28. An analysis of Section 77 of the Registration Act indicates that it can be invoked only to secure the relief of registration of document, and not for a comprehensive suit for specifically enforcing the agreement by directing the defendant to register the sale deed and for possession. This is clear from Kalavakurti Venkata Subbaiah v. Bala Gurappagari Guruvi Reddi, 1999 (7) SCC 114.

29. The only question in this second appeal is whether the respondents are entitled to the relief of injunction on the basis of possession. In the circumstances stated above, I am of the opinion that the respondents have not come to Court with clean hands. They have deliberately suppressed the earlier suits fearing that, it would clearly show that the appellant was not co-operating with them for registration of sale deed. The mere fact that they have managed to obtain mutation of their names in the revenue records cannot help them when this was effected only after the compulsory registration of the sale deed, consequent to the decree passed by the Court in favour of the respondents. They have not chosen to get into the box, but they put their father into the box who did not know anything about the factual aspects and in fact deposed contrary to the clear recitals in Exs.A-1 and A-2 that they were put in possession on the date of Exs.A-1 and A-2.
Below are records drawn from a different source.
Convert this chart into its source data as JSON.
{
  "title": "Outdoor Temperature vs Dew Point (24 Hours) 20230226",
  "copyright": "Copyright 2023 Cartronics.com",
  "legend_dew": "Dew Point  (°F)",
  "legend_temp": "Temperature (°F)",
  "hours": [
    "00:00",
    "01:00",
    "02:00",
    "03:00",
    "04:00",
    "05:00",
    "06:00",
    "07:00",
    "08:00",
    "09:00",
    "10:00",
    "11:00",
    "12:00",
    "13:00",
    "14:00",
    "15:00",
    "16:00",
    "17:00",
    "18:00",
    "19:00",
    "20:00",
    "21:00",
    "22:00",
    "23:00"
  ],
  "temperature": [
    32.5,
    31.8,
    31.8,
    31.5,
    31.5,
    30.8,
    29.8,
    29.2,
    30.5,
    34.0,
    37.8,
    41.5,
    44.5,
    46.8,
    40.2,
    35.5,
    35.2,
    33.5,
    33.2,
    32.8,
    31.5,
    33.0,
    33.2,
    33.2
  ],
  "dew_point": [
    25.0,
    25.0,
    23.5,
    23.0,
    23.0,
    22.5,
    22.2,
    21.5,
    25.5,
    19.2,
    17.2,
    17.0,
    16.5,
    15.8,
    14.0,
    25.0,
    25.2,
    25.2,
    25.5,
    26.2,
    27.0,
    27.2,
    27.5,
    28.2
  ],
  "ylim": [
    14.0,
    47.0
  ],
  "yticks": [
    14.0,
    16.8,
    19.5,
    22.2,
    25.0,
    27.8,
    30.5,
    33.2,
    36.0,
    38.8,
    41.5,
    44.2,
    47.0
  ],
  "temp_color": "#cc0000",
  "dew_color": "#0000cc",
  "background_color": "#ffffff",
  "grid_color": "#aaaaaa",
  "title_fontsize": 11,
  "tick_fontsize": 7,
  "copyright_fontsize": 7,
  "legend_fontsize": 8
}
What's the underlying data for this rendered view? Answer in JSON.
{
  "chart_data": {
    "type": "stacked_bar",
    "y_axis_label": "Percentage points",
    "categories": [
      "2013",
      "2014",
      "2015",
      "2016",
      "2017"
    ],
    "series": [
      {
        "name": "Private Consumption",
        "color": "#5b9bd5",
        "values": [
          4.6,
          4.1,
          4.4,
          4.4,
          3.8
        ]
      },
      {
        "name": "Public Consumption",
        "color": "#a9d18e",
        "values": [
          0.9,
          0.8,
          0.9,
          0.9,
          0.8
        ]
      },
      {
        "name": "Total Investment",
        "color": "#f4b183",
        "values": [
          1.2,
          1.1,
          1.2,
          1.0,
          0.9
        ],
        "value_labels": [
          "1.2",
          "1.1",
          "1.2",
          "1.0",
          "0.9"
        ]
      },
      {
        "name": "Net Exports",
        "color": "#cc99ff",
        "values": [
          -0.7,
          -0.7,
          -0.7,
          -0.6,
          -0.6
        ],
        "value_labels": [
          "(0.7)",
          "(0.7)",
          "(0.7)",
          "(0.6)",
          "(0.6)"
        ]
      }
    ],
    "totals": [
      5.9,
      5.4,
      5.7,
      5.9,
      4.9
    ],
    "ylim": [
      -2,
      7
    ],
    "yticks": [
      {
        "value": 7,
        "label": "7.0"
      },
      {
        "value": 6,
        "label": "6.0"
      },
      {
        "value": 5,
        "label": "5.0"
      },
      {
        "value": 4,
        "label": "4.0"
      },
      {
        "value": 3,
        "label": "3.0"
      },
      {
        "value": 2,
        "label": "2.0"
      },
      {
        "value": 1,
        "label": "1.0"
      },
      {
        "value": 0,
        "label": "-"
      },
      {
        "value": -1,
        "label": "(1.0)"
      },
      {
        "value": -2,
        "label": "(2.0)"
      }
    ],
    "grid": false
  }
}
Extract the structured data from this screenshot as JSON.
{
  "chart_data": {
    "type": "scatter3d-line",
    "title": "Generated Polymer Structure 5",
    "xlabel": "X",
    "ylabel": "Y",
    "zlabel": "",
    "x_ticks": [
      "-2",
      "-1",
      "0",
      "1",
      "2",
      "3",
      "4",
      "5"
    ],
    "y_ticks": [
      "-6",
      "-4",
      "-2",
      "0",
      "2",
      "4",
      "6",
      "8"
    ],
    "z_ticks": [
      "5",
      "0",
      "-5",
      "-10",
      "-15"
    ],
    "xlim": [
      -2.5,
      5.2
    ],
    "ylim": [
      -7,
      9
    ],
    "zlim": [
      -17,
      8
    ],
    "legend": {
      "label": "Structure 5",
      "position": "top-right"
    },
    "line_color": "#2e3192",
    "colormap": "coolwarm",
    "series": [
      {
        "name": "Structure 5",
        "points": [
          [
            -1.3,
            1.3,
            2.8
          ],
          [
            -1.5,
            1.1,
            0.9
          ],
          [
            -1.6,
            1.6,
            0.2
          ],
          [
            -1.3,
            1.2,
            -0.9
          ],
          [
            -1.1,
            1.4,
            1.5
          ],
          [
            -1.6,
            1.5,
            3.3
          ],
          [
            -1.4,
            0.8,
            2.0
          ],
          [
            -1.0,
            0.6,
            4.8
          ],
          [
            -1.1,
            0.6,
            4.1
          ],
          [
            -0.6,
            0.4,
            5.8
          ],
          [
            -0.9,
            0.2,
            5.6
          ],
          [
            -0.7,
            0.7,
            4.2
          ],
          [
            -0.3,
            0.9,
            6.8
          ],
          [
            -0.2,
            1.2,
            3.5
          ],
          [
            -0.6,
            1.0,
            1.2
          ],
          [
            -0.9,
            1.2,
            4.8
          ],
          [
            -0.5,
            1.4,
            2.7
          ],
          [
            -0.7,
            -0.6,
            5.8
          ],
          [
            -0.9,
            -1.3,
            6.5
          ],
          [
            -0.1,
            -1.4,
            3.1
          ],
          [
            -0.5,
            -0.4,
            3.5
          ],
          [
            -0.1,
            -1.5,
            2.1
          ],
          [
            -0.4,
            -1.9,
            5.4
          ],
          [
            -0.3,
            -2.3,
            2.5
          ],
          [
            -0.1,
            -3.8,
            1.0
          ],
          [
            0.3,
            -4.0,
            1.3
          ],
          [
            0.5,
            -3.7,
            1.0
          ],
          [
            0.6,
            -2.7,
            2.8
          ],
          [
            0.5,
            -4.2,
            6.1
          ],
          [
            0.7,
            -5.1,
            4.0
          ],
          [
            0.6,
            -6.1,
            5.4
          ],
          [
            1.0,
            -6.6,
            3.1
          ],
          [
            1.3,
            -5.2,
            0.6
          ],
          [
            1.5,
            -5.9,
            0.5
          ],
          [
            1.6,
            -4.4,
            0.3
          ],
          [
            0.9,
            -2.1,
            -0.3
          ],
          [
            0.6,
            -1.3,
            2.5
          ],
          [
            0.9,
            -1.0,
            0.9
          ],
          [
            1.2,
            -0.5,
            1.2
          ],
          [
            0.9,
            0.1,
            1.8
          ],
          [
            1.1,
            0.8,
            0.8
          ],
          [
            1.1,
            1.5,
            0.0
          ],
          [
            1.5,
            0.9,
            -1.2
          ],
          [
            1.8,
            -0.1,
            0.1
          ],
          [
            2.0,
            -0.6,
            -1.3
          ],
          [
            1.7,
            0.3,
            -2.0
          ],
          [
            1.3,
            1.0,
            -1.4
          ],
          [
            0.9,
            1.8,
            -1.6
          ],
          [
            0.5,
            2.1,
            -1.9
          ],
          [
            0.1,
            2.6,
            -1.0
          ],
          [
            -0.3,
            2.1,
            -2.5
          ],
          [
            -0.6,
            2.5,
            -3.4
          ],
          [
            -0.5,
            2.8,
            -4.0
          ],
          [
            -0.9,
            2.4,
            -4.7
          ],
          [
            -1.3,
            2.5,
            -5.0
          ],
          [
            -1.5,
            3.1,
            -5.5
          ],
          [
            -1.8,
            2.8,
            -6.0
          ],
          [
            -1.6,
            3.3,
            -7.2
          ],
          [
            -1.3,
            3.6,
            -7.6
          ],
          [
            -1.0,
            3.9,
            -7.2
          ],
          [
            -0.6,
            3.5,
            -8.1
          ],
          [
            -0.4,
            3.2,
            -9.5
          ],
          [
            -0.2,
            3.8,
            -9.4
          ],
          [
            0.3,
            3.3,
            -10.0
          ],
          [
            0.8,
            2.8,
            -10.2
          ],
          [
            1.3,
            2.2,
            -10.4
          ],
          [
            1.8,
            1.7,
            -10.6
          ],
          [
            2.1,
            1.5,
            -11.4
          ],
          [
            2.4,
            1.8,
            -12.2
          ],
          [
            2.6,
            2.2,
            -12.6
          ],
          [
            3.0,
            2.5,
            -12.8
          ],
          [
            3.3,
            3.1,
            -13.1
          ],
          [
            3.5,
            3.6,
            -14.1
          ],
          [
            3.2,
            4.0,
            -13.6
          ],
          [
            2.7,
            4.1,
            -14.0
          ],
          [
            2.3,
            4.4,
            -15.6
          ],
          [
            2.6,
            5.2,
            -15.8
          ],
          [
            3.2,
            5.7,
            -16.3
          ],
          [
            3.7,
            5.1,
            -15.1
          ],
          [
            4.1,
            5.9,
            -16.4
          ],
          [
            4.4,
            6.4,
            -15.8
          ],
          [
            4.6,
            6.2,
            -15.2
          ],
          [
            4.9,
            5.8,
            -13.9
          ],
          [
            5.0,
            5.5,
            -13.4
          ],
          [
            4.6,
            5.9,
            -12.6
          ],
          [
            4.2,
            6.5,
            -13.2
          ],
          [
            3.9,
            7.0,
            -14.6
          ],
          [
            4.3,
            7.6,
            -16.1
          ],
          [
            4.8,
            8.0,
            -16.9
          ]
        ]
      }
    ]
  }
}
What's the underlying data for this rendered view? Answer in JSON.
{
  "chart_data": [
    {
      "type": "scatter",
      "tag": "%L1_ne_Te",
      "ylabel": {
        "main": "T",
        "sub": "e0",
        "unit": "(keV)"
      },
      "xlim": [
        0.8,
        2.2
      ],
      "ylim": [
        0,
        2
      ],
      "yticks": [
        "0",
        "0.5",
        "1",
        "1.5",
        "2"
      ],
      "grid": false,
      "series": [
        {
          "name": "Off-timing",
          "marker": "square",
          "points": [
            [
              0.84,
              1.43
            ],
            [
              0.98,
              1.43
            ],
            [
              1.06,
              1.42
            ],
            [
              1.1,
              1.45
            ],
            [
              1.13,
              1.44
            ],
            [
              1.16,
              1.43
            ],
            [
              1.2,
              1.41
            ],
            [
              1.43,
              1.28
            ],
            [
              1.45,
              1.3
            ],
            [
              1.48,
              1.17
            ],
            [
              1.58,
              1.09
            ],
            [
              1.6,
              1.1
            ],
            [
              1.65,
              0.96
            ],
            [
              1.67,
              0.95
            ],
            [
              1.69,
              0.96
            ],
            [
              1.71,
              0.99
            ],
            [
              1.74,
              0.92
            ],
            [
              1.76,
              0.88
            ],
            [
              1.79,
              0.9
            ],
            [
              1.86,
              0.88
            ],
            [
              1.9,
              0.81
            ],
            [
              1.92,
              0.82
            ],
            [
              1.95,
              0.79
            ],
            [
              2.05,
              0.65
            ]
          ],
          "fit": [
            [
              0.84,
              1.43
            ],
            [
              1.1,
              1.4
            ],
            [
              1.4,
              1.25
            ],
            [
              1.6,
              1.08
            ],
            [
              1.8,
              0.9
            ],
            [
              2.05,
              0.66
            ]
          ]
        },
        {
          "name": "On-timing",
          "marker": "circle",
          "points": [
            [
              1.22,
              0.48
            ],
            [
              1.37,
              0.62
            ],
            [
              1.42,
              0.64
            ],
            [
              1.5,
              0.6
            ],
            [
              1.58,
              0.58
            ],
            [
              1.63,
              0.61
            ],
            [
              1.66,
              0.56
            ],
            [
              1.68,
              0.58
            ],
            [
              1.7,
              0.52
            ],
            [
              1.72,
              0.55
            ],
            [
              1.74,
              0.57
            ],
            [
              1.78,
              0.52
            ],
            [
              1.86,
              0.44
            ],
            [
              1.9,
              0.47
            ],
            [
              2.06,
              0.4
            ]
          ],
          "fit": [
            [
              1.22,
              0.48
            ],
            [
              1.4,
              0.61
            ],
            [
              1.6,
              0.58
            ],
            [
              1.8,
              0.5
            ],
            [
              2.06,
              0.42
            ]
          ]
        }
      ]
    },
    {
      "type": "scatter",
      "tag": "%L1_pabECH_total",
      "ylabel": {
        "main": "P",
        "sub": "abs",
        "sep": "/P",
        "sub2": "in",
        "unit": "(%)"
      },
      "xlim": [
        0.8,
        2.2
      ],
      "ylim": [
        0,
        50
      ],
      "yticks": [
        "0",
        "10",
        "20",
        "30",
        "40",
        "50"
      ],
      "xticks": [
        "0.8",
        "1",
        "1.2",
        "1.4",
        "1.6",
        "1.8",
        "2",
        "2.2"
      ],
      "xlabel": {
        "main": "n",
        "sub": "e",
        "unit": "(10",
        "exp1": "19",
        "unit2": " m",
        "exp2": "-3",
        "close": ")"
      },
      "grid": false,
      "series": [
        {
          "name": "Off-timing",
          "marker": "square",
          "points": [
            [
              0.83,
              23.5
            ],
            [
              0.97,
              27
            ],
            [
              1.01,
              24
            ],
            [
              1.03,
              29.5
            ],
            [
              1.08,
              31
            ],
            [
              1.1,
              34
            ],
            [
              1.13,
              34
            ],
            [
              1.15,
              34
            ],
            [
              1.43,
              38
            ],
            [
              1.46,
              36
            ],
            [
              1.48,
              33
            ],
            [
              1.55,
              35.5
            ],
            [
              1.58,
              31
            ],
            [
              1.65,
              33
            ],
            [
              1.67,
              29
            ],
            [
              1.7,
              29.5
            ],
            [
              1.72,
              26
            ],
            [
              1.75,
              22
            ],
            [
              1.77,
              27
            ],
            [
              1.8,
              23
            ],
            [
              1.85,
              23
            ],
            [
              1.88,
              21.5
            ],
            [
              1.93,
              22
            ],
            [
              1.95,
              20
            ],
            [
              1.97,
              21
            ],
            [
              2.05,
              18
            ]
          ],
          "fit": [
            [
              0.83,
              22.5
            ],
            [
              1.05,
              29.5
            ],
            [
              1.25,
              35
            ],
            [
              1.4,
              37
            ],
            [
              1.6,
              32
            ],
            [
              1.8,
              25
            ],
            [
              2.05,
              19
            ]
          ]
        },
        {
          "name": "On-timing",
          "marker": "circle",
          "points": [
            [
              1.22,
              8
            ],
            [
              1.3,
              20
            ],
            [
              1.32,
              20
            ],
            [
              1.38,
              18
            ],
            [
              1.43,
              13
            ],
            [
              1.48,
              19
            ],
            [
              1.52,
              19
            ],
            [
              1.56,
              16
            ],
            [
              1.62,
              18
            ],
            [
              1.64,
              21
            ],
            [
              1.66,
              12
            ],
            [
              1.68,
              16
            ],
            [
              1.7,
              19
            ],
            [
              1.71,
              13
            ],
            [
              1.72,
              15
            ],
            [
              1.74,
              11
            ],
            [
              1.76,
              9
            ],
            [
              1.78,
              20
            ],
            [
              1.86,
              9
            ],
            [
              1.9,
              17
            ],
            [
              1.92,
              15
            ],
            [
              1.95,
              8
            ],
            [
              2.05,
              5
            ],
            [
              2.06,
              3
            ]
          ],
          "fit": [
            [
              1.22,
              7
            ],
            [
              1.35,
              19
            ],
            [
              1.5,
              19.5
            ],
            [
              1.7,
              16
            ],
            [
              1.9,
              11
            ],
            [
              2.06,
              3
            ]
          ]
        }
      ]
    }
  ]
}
30. The substantial question of law No. 1 is answered in favour of the appellant. The judgments of the Courts below are vitiated by perverse appreciation of materials on record and failed to see that there was absolutely nothing in the pleadings or in the evidence to show that the plaintiffs were put in possession before the date of suit. Hence, the second appeal is allowed and the judgment and decree of the Courts below are set aside. No costs.